Стараясь не нарушить завязавшегося разговора, Михайла Васильевич снова прикрывает глаза, а сам меж тем прислушивается. Что ответствует мужичонка-скобарь на вопрос штудента насчет косовицы? А то, что и следует: косовица и впрямь в самом разгаре, сено ставят по всей Псковщине. Но ему — при этом мужичонка вздыхает — возвертаться восвояси не положено, барин не велит.

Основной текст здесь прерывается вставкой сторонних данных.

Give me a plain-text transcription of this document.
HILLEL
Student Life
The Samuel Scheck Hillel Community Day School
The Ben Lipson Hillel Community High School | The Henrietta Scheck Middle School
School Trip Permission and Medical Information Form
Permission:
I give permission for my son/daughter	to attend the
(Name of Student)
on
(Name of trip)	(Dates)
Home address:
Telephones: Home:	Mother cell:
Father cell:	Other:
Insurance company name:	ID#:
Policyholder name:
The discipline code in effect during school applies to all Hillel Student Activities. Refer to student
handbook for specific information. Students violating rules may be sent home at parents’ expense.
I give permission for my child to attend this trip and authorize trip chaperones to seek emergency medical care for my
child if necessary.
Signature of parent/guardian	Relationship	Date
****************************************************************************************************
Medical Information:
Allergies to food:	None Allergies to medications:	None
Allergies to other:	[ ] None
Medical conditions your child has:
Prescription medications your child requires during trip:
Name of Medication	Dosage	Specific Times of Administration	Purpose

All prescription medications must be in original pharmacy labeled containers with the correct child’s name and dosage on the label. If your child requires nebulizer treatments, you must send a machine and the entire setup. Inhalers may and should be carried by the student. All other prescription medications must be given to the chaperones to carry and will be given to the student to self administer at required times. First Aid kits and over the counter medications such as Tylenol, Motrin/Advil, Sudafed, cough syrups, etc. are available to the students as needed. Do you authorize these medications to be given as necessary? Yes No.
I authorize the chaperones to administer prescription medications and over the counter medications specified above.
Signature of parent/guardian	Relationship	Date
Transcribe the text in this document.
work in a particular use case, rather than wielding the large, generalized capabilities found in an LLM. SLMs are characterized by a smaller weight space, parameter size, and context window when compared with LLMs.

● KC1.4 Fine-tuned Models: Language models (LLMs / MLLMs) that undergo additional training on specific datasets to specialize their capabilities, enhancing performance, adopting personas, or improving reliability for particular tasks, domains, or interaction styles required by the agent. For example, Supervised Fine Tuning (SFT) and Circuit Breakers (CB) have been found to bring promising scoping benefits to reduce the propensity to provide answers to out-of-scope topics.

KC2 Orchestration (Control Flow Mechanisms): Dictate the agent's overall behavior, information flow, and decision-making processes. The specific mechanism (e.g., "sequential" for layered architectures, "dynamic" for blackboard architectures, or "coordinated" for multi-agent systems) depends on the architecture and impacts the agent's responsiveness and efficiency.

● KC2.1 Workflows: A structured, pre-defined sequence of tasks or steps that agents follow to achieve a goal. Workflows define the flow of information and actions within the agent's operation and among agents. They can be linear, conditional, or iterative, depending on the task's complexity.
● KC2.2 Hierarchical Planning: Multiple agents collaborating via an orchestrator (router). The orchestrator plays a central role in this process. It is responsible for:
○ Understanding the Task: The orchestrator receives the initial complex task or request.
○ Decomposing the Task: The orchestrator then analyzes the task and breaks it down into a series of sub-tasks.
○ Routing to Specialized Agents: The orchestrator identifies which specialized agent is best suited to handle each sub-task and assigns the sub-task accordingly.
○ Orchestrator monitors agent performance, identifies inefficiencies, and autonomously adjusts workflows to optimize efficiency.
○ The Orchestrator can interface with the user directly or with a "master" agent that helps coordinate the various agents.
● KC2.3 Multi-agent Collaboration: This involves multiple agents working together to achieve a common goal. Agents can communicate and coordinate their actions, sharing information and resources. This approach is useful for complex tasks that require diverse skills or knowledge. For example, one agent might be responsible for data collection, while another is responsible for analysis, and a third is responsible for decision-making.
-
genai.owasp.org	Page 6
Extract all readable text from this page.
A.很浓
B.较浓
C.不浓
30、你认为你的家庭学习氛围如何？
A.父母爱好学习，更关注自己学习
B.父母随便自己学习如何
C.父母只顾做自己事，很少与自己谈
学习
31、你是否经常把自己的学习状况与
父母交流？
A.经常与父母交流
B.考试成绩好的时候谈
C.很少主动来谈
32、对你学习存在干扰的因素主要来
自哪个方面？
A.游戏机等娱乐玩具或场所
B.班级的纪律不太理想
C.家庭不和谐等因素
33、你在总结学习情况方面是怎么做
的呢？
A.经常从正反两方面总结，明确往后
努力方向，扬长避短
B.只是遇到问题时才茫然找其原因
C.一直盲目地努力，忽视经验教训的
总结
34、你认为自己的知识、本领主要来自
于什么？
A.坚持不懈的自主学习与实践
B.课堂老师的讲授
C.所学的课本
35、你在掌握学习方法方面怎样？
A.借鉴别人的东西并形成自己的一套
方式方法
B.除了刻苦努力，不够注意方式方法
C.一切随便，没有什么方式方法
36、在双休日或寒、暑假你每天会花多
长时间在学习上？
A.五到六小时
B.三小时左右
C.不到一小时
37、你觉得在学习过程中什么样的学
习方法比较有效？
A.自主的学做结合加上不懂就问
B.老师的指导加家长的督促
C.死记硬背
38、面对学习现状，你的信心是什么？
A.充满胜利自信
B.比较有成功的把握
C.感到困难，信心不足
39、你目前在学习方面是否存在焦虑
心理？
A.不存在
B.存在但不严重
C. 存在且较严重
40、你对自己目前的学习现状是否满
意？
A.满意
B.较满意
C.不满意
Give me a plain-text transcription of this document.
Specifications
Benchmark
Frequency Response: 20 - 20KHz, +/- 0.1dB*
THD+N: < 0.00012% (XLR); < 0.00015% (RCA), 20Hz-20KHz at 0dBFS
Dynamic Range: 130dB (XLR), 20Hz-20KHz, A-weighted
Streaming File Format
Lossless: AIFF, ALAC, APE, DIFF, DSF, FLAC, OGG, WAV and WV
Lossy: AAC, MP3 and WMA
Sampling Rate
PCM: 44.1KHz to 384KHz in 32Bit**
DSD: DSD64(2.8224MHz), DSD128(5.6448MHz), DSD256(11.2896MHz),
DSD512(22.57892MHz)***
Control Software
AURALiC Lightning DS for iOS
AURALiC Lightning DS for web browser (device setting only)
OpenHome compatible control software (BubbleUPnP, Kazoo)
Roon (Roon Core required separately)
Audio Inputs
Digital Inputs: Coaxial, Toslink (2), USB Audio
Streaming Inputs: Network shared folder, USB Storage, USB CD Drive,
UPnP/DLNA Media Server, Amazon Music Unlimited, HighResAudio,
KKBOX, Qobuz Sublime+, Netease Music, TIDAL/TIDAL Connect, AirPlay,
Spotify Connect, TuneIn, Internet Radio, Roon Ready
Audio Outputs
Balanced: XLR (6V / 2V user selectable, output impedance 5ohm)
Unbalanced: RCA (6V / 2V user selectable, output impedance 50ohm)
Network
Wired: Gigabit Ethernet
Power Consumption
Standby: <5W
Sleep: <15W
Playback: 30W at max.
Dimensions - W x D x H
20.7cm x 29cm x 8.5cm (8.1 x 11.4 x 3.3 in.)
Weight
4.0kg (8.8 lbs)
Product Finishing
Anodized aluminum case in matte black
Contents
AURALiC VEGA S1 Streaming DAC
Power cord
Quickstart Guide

— Что-то, малый, я тебя не пойму, — толкает его локтем Илейка. — Как тебя зовут? Дороня? Так что у тебя, Дороня, за барин такой, коли мужика в самую страду из деревни гонит? Или новый титл барщины завелся? — это добавляется явно для слуха профессора. Михайла Васильевич на сию реплику и ухом не ведет. Зато Дороню ровно подменяют: он поджимает нижнюю губу, бородешка его вздымается, а потом начинает мелко-мелко трястись. — Да ты што? — уже встревоженно вопрошает Илейка. Вскочив с сиделки, он склоняется над Дороней и тормошит его за плечо. — Што с тобой, братец?
Последнее слово, которое толь участливо и душевно, окончательно расслабляет возницу. Дороня стягивает с головы суконный колпак, утыкается в него лицом, задавливая рыдания, а плечи его костистые ходуном ходят.
Илейка от такого оборота на миг теряется, бросает растерянный взгляд на профессора, а потом вдруг встряхивает мужичонку за плечи и решительно, аки былинный его тезка, супит брови.
— А ну, кто тебя забидел?
Мужичонка от неожиданности осекается, икотно всхлипывает, открыв лицо, поднимает на Илью светлые глаза и глядит с удивлением и робкой надёжей, точно сей молодой господин и впрямь способен утешить и помочь его горю.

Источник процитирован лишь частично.